Is this the right time?
Do I have enough information?
If the request fails the test--if the answer to any one of these questions is no--then don't do it. Pass it to someone else (the right person), schedule it for another time (the right time), or wait until you have the information you need (either you or someone else needs to get it).
Don't wait too long to bring something up. People can only respect boundaries they know are there. The first time someone does something that makes me feel uncomfortable, I simply notice it. The second time, I acknowledge that the first time was not an isolated event or an accident but a potential pattern, and I begin to observe more closely and plan my response. The third time? The third time I always speak to the person about it. It's my rule of three.

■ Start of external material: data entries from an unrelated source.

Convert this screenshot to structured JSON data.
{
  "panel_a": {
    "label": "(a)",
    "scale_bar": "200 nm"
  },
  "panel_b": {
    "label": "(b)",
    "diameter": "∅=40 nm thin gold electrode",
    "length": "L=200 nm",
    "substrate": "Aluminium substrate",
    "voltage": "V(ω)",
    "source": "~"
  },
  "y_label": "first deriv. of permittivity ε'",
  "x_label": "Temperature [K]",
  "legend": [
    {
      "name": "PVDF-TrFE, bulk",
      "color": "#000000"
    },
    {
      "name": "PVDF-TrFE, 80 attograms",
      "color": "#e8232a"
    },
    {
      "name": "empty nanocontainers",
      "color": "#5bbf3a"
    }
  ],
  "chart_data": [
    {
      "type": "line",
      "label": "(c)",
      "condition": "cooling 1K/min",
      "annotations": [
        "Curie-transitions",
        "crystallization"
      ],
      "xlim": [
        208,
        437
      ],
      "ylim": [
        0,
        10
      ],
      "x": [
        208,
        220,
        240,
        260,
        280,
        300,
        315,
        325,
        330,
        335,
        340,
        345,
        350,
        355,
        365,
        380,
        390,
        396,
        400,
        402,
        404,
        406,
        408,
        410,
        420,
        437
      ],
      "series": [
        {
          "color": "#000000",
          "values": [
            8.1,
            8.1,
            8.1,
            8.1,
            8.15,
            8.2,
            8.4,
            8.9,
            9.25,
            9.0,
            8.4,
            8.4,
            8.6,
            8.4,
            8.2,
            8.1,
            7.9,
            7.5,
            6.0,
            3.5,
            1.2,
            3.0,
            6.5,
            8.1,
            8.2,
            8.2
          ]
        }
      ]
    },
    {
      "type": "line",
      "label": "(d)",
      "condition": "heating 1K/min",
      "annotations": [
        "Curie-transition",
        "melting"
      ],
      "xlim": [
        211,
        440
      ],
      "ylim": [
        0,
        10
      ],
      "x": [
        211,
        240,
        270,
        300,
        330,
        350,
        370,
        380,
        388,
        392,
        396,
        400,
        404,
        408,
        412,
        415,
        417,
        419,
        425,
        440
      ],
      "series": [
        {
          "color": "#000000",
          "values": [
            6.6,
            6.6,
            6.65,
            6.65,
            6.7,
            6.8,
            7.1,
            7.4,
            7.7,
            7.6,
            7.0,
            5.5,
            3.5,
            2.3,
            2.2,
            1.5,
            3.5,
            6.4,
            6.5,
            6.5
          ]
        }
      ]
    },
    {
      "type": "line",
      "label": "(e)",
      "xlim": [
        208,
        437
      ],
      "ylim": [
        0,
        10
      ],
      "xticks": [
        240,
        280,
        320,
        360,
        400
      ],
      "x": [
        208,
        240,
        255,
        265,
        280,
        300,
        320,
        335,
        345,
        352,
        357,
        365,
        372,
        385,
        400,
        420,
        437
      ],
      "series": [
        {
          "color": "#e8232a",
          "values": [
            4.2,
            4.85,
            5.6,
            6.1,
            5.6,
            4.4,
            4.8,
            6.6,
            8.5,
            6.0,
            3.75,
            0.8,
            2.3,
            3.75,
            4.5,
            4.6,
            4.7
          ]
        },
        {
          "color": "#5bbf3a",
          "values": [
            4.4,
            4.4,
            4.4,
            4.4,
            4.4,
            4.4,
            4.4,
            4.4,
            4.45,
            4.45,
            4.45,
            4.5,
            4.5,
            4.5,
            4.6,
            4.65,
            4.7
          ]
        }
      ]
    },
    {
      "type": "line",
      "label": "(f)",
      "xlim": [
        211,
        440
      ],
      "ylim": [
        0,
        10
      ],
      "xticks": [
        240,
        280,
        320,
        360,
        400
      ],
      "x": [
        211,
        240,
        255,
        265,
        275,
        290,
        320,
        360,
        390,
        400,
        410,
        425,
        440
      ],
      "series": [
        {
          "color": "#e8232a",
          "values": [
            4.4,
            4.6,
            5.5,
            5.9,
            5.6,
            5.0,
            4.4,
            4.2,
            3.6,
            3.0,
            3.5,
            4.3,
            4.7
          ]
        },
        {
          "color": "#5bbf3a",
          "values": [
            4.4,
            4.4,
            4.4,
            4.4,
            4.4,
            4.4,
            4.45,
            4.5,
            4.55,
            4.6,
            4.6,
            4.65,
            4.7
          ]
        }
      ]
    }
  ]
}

When you shorten transition time, you create a boundary that helps you and others adjust to a new reality. If there's something you need to do that you find difficult--writing a proposal, having an unpleasant conversation with someone, or doing any work you consider unpleasant--try doing it first thing in the morning so you minimize the time you have to think about it.

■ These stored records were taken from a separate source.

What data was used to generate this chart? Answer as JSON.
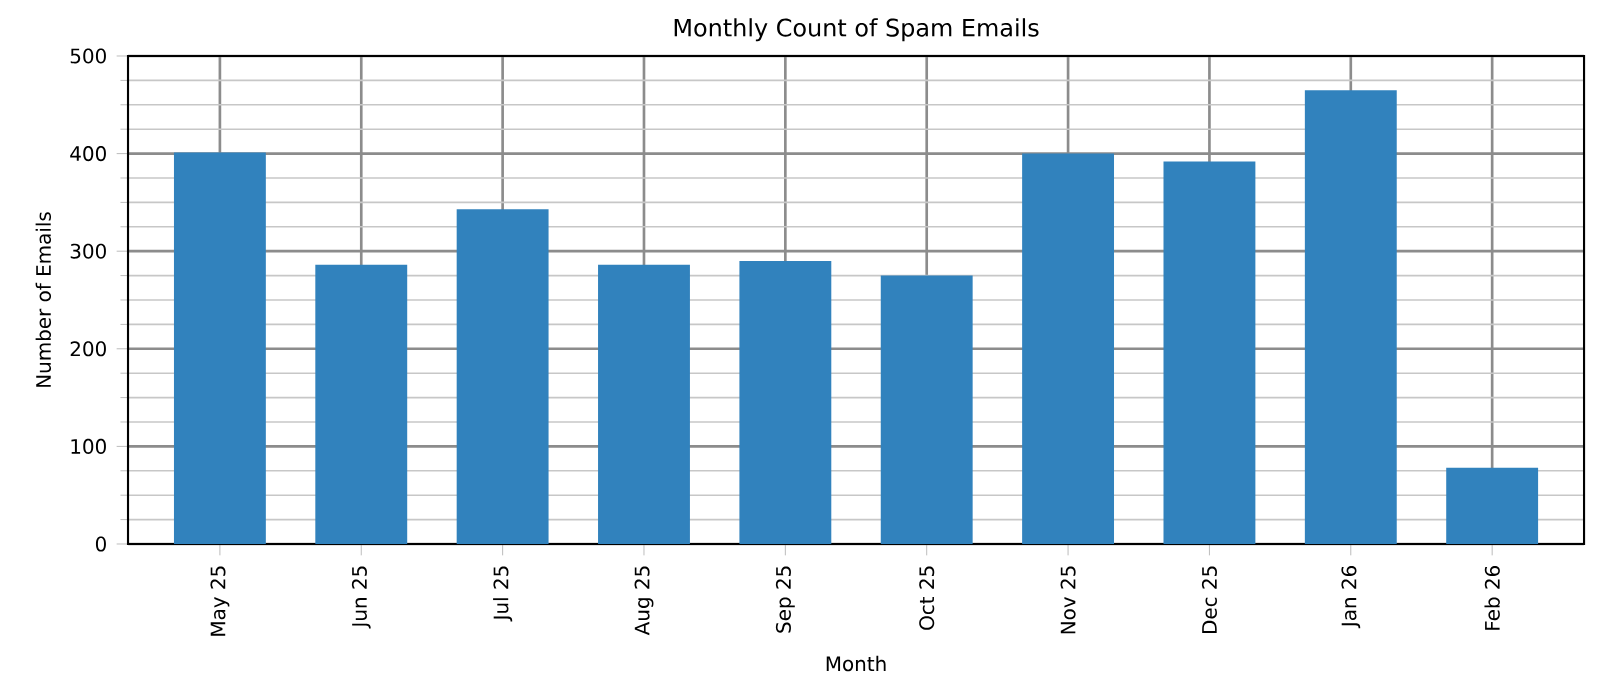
{
  "chart_data": {
    "type": "bar",
    "title": "Monthly Count of Spam Emails",
    "xlabel": "Month",
    "ylabel": "Number of Emails",
    "categories": [
      "May 25",
      "Jun 25",
      "Jul 25",
      "Aug 25",
      "Sep 25",
      "Oct 25",
      "Nov 25",
      "Dec 25",
      "Jan 26",
      "Feb 26"
    ],
    "values": [
      401,
      286,
      343,
      286,
      290,
      275,
      400,
      392,
      465,
      78
    ],
    "color": "#3182bd",
    "ylim": [
      0,
      500
    ],
    "yticks": [
      0,
      100,
      200,
      300,
      400,
      500
    ],
    "grid": true
  }
}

When you take vacation--or any other time you want to be undisturbed--schedule a specific time to take care of the things that would otherwise creep into each and every available moment.
We don't actually multitask. We switch-task. And it's inefficient, unproductive, and sometimes even dangerous. Resist the temptation. How do we resist the temptation to multitask? First, the obvious: The best way to avoid interruptions is to turn them off. Second, the less obvious: Use your loss of patience to your advantage. Create unrealistically short deadlines. Cut all meetings in half. Give yourself one-third the time you think you need to accomplish something. Because there's nothing like a deadline to keep things moving. And when things are moving fast, we can't help but focus on them.
Don't settle for imperfect. Shoot for it.
The world doesn't reward perfection. It rewards productivity. And productivity can be achieved only through imperfection. Make a decision. Follow through. Learn from the outcome. Repeat over and over and over again. It's the scientific method of trial and error. Only by wading through the imperfect can we begin to achieve glimpses of the perfect. So, how do we escape perfectionism? I have three ideas:
Don't try to get it right in one big step. Just get it going. Don't write a book, write a page. Don't create the entire presentation, just create a slide. Don't expect to be a great manager in your first six months, just try to set clear expectations. Pick a small, manageable goal and follow through. Then pursue the next. These smaller steps give you the opportunity to succeed more often, which will build your confidence. If each of your goals can be achieved in a day or less, that's a lot of opportunity to succeed.
Do what feels right to you, not to others. By all means, read, listen, and learn from others. But then put all the advice away, and shoot for what I consider to be the new gold standard: good-enough. Be the good-enough parent. The good-enough employee. The good-enough writer. That'll keep you going. Because ultimately, the key to perfection isn't getting it right. It's getting it often. If you do that, eventually, you'll get it right.
Choose your friends, co-workers, and bosses wisely. Critical feedback is helpful as long as it's offered with care and support. But the feedback that comes from jealousy or insecurity or arrogance or without any real knowledge of you? Ignore it.
Before you do or say anything, ask yourself three questions:
What's the situation? (The outcome you want to achieve? The risks? The time pressures? The needs?)
Who else is involved? (What are their strengths? Weaknesses? Values? Vulnerabilities? Needs?)
How can I help? (What are your strengths? Weaknesses? Values? Vulnerabilities?)
Then, and only then, decide what you will do or say. Choose the response that leverages your strengths, uses your weaknesses, reflects your differences, expresses your passion, and meets people where they are and is appropriate to the situation you're in.
If you're going to work on a weakness, always choose a single, high-leverage one.